Monday, May 4, 2009

Souteralia

Associate Justice David Hackett Souter's resignation from the Supreme Court, effective with the conclusion of the 2008-2009 term in June, has already generated a large volume of reporting and commentary. Rather than retread worn territory (particularly the already tiresome rounds of Successor Guesser), we collect a few of the our favorite writings of the past few days and offer just a few abbreviated thoughts in addition.
  • On Slate, professor at the UPenn law school and former Souter clerk Kermit Roosevelt offers a tribute to Souter's pragmatism and lack of pretension, noting, "He once wrote me a note on a napkin I'd left on my desk rather than using a new sheet of paper."
  • And finally, the justices themselves each offered a few parting words to Souter. Meaningless and/or subjective observations: Thomas is the only justice to mention his spouse; Ginsburg and Alito both use "so"as an adverbial intensifier; the Chief's is the shortest; Breyer's contains the oddest bit of phrasing ("a warm personal friend"); Kennedy's is the longest; Stevens's is the only to mention other SCOTUS justices; Scalia's ends with the most poetic juxtaposition.
Balance Problems

One obligatory element of any piece of writing on the Souter retirement is some variation of this statement: "Souter generally votes with the Court's liberal wing, so the president's appointment will not change the overall composition of the Court."

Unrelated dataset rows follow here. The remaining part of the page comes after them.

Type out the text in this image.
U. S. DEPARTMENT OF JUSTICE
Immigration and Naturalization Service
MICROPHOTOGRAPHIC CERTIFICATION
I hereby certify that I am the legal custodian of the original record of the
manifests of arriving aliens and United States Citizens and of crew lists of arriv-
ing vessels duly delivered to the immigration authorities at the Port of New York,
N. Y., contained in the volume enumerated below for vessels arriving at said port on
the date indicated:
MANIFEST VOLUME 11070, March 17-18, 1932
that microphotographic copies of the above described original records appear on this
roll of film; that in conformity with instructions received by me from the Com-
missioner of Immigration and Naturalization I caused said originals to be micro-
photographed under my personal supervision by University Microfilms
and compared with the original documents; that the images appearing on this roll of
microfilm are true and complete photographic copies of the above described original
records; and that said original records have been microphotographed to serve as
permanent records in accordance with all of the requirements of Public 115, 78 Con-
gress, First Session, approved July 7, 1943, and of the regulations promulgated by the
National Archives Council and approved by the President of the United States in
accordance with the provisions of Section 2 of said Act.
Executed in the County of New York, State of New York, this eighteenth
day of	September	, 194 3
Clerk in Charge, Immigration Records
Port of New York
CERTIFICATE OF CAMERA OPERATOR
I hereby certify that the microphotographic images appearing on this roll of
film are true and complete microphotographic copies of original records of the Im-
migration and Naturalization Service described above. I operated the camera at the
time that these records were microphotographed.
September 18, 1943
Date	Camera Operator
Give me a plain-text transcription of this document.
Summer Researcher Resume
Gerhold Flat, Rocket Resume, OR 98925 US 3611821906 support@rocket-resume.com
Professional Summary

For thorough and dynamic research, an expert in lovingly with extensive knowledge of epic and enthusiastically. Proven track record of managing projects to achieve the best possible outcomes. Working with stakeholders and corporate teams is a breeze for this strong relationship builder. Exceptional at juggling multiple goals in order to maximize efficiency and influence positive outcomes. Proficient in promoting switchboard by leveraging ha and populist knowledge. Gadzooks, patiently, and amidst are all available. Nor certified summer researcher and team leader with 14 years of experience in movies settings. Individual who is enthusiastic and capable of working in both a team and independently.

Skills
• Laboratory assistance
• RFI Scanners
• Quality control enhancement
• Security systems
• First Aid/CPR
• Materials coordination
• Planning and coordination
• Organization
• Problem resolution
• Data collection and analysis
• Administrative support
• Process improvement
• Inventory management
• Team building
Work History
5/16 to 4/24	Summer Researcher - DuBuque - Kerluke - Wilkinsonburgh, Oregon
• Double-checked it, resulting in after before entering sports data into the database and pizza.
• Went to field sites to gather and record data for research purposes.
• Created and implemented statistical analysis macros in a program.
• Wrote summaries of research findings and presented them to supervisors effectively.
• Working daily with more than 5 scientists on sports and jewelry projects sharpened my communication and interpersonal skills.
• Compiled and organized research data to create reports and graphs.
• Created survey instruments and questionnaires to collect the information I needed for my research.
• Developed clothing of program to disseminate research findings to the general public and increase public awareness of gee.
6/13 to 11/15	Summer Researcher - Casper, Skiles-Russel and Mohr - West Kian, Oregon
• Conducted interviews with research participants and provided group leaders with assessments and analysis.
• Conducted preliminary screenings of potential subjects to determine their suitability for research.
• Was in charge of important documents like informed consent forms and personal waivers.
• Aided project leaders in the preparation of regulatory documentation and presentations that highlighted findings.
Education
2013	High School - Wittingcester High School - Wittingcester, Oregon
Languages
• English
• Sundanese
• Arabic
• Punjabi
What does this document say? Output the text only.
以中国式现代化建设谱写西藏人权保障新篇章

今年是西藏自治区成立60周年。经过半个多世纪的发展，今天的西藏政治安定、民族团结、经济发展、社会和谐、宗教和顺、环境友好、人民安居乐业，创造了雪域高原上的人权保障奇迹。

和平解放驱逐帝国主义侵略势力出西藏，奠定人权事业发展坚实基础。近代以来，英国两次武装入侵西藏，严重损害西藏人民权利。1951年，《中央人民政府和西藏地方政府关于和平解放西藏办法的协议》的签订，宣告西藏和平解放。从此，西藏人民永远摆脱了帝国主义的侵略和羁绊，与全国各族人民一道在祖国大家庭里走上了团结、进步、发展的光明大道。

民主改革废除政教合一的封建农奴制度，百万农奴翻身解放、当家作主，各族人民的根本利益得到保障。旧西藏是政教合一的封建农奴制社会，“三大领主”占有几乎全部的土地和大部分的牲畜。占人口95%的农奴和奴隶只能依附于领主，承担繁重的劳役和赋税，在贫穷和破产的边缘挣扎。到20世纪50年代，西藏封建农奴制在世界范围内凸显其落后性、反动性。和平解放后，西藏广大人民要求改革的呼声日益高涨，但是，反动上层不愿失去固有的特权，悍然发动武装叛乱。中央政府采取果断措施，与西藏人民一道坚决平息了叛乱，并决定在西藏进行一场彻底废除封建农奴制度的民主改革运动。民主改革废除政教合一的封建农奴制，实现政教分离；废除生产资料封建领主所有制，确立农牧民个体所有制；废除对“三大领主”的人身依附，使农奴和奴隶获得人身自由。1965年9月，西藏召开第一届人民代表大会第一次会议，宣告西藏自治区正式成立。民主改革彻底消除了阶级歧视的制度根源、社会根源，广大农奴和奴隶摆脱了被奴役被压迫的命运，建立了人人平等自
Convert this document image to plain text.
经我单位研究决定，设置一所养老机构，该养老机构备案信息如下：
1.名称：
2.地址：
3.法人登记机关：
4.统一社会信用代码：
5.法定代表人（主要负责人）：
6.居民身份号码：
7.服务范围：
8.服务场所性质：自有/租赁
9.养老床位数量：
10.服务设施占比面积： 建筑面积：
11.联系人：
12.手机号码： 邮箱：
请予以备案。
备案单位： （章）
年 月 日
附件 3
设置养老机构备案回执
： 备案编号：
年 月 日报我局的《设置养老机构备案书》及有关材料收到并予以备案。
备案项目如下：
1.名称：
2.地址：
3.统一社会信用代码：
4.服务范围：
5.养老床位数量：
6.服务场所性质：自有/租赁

That the Court is neatly divided into liberal and conservative wings is itself problematic. Given particular kinds of cases, one might be able to accurately predict the four votes on either side mapping onto loose definitions of liberal and conservative ideologies. But decisions such as the recent ruling in Arizona v. Gant 556 U.S. ___ (2009), featuring a majority of Stevens, Ginsburg, Scalia, Souter, and Thomas, undermine the caricature of the Court as a four-on-four tug-o-war game (with Justice Kennedy doing his best not to fall down in the mud pit).

The larger problem with the notion that Souter's replacement will simply swap one liberal vote for another is that Supreme Court cases are not decided by secret ballot. Each justice has the ability to affect the others long before the final votes are cast. Jeffrey Rosen wrote Friday about Souter's frequent failure to form coalitions within the Court to gain support for his positions. Rhetorical force, too, goes completely ignored in the present conventional narrative. Advocacy is largely about which side can make the best argument—not merely the most logically sound, but also the most forcefully put.

Consider the difference between Antonin Scalia and Clarence Thomas, two justices who generally have similar political ideologies and overlapping judicial philosophies. Scalia engages heavily with counsel in oral arguments, speaks publicly on his approach to jurisprudence, and writes with a clarity and grace that give his opinions force beyond their facts and legal reasoning. Thomas, in contrast, rarely does any of this. This is not to say that Thomas is not necessarily a smart and thoughtful man; but Scalia unquestionably has much more influence on the Court and the American legal discourse in general.

To say that the next associate justice appointed to the Supreme Court will do little to change the balance is to oversimplify the workings of the Court into a simple arithmetic exercise. We do so at the risk of ignoring the importance of the president's choice.